Hateful men drive Mamet’s Glengarry Glen Ross

Glengarry Glen Ross GigCity EdmontonPlaywright David Mamet hit the American theatre scene in the early 1980s with the brutal impact of a clenched fist in the gut. He did not write plays about delicate family dynamics or tender romance. His world was a savage one filled with rage and confrontation.

The intensity of his colourful, lean, paint-peeling language at first seemed almost off-putting, but it is the language of lower depths where most of his characters reside. It might be said that as his plays progress, the words achieve a kind of obscene street poetry.

Mamet had a profound effect on 20th century theatre and there are few dramatists who can touch him when it comes to generating theatrical excitement. After he wrote some smaller works like Sexual Perversity in Chicago and American Buffalo he took his rightful place as one of America’s best playwrights with his 1984 masterpiece Glengarry Glen Ross. It’s been presented on Broadway three times and was made into an Oscar winning movie.

It opens tonight in a new production from Walterdale Theatre.

“Glengarry Glen Ross” are the (made-up real estate) names of some sketchy Florida properties being sold by a tormented group of Chicago salesmen. With their jobs and lives on the line, the driven agents ruthlessly do anything to sell to the gullible marks even as they tear away at each other in their boiler room office.

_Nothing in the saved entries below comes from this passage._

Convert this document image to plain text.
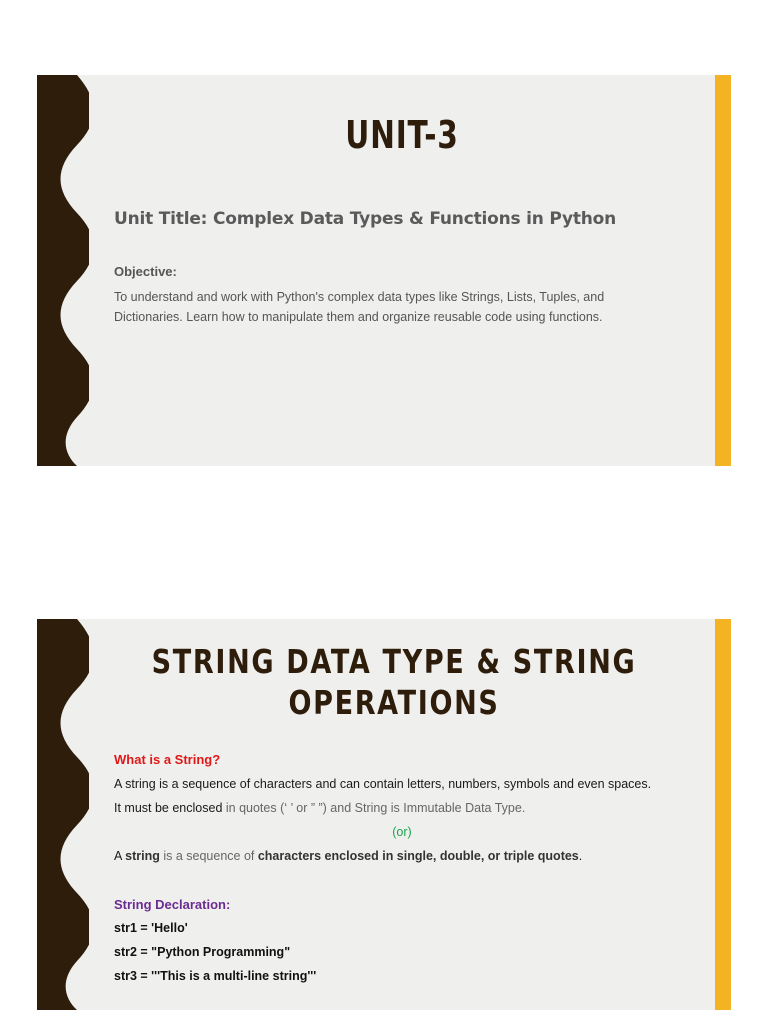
UNIT-3
Unit Title: Complex Data Types & Functions in Python
Objective:

To understand and work with Python's complex data types like Strings, Lists, Tuples, and Dictionaries. Learn how to manipulate them and organize reusable code using functions.

STRING DATA TYPE & STRING
OPERATIONS
What is a String?

A string is a sequence of characters and can contain letters, numbers, symbols and even spaces.

It must be enclosed in quotes (‘ ’ or ” ”) and String is Immutable Data Type.

(or)

A string is a sequence of characters enclosed in single, double, or triple quotes.

String Declaration:
str1 = 'Hello'
str2 = "Python Programming"
str3 = '''This is a multi-line string'''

The all-male play starts in a downscale Chinese restaurant where, in three taut duologues, we meet most of the salesmen and get some idea of their empty despairing lives. Two of them talk vaguely of robbing the place and stealing the prized “leads” – the most promising prospects.  When that actually happens, the cops are called in and it sets off an encounter with accusations, denials, lots of shouting and increasingly dramatic revelations.

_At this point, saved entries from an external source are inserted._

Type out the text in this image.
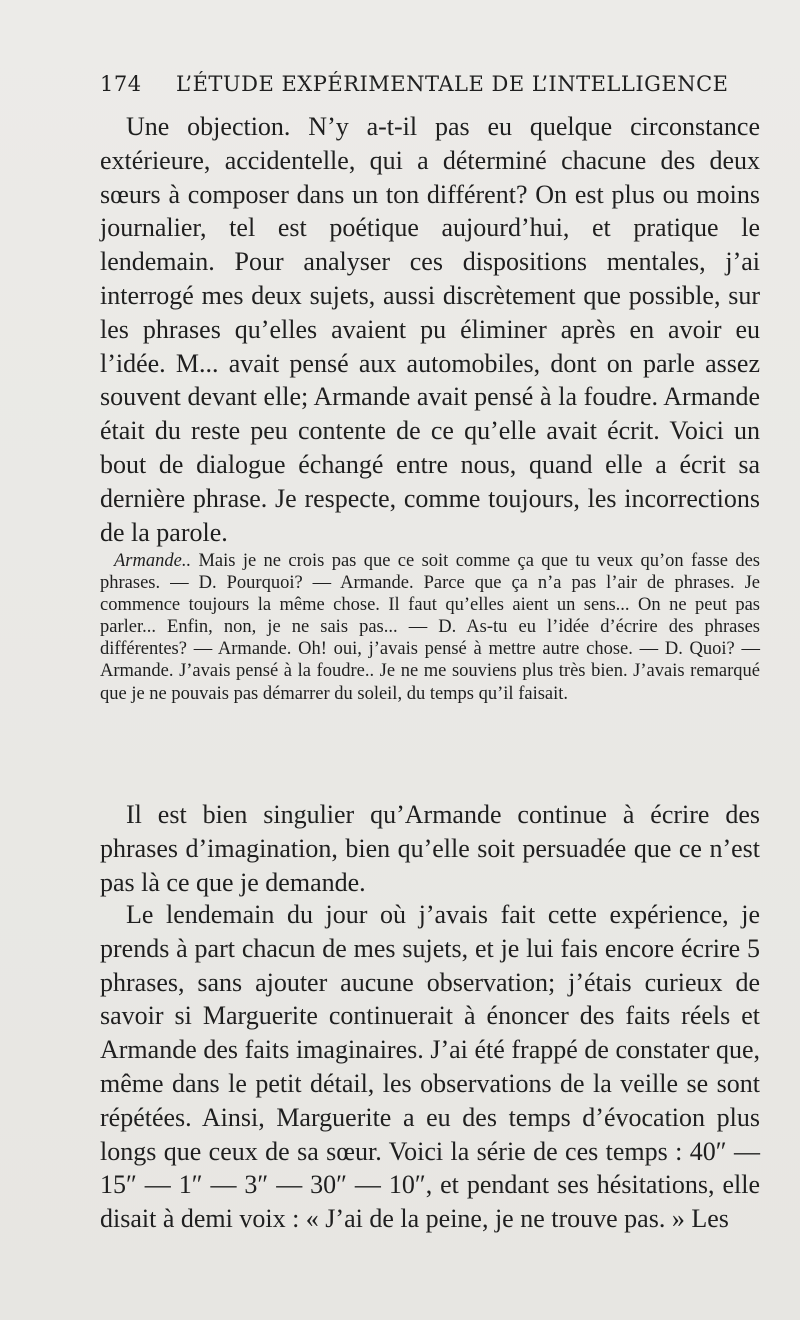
174 L’ÉTUDE EXPÉRIMENTALE DE L’INTELLIGENCE

Une objection. N’y a-t-il pas eu quelque circonstance extérieure, accidentelle, qui a déterminé chacune des deux sœurs à composer dans un ton différent? On est plus ou moins journalier, tel est poétique aujourd’hui, et pratique le lendemain. Pour analyser ces dispositions mentales, j’ai interrogé mes deux sujets, aussi discrètement que possible, sur les phrases qu’elles avaient pu éliminer après en avoir eu l’idée. M... avait pensé aux automobiles, dont on parle assez souvent devant elle; Armande avait pensé à la foudre. Armande était du reste peu contente de ce qu’elle avait écrit. Voici un bout de dialogue échangé entre nous, quand elle a écrit sa dernière phrase. Je respecte, comme toujours, les incorrections de la parole.

Armande.. Mais je ne crois pas que ce soit comme ça que tu veux qu’on fasse des phrases. — D. Pourquoi? — Armande. Parce que ça n’a pas l’air de phrases. Je commence toujours la même chose. Il faut qu’elles aient un sens... On ne peut pas parler... Enfin, non, je ne sais pas... — D. As-tu eu l’idée d’écrire des phrases différentes? — Armande. Oh! oui, j’avais pensé à mettre autre chose. — D. Quoi? — Armande. J’avais pensé à la foudre.. Je ne me souviens plus très bien. J’avais remarqué que je ne pouvais pas démarrer du soleil, du temps qu’il faisait.

Il est bien singulier qu’Armande continue à écrire des phrases d’imagination, bien qu’elle soit persuadée que ce n’est pas là ce que je demande.

Le lendemain du jour où j’avais fait cette expérience, je prends à part chacun de mes sujets, et je lui fais encore écrire 5 phrases, sans ajouter aucune observation; j’étais curieux de savoir si Marguerite continuerait à énoncer des faits réels et Armande des faits imaginaires. J’ai été frappé de constater que, même dans le petit détail, les observations de la veille se sont répétées. Ainsi, Marguerite a eu des temps d’évocation plus longs que ceux de sa sœur. Voici la série de ces temps : 40″ — 15″ — 1″ — 3″ — 30″ — 10″, et pendant ses hésitations, elle disait à demi voix : « J’ai de la peine, je ne trouve pas. » Les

Director Curtis Knecht has assembled a strong cast of Walterdale regulars. The company is well balanced and seem perfectly at home in Mamet’s staccato dialogue with speeches overlapping each other, routine obscenities and off-centre cadences. Stand-outs are Dale Wilson as Shelly (The Machine) Levene. He was once red hot but now has fallen off the board. He feels he just needs a fresh start. Haunted and desperate, he tries to buy his way back into the game but hasn’t got the money or the go-for-the-jugular smarts he used to have. Roma (John Evans) is now top dog. He’s got the smarmy smile of a thousand sleazy deals and the morals of an alley cat. Alex D. Mackie is Williamson, the young boss. He’s on the take, but in over his head and the target of much of the venom from his employees.

No one here is likeable in the slightest – but we become completely absorbed in the merciless relationships and fascinated by how low these despicable people are willing to go, deceiving themselves as much as their clients.

The dance-of-death is all set to the music of Mamet’s obscenity-laced dialogue. These men are sharks, all in varying degrees of breakdown, who swim in a brutally unforgiving sea.

Glengarry Glen Ross plays at the Walterdale Theatre through April 16.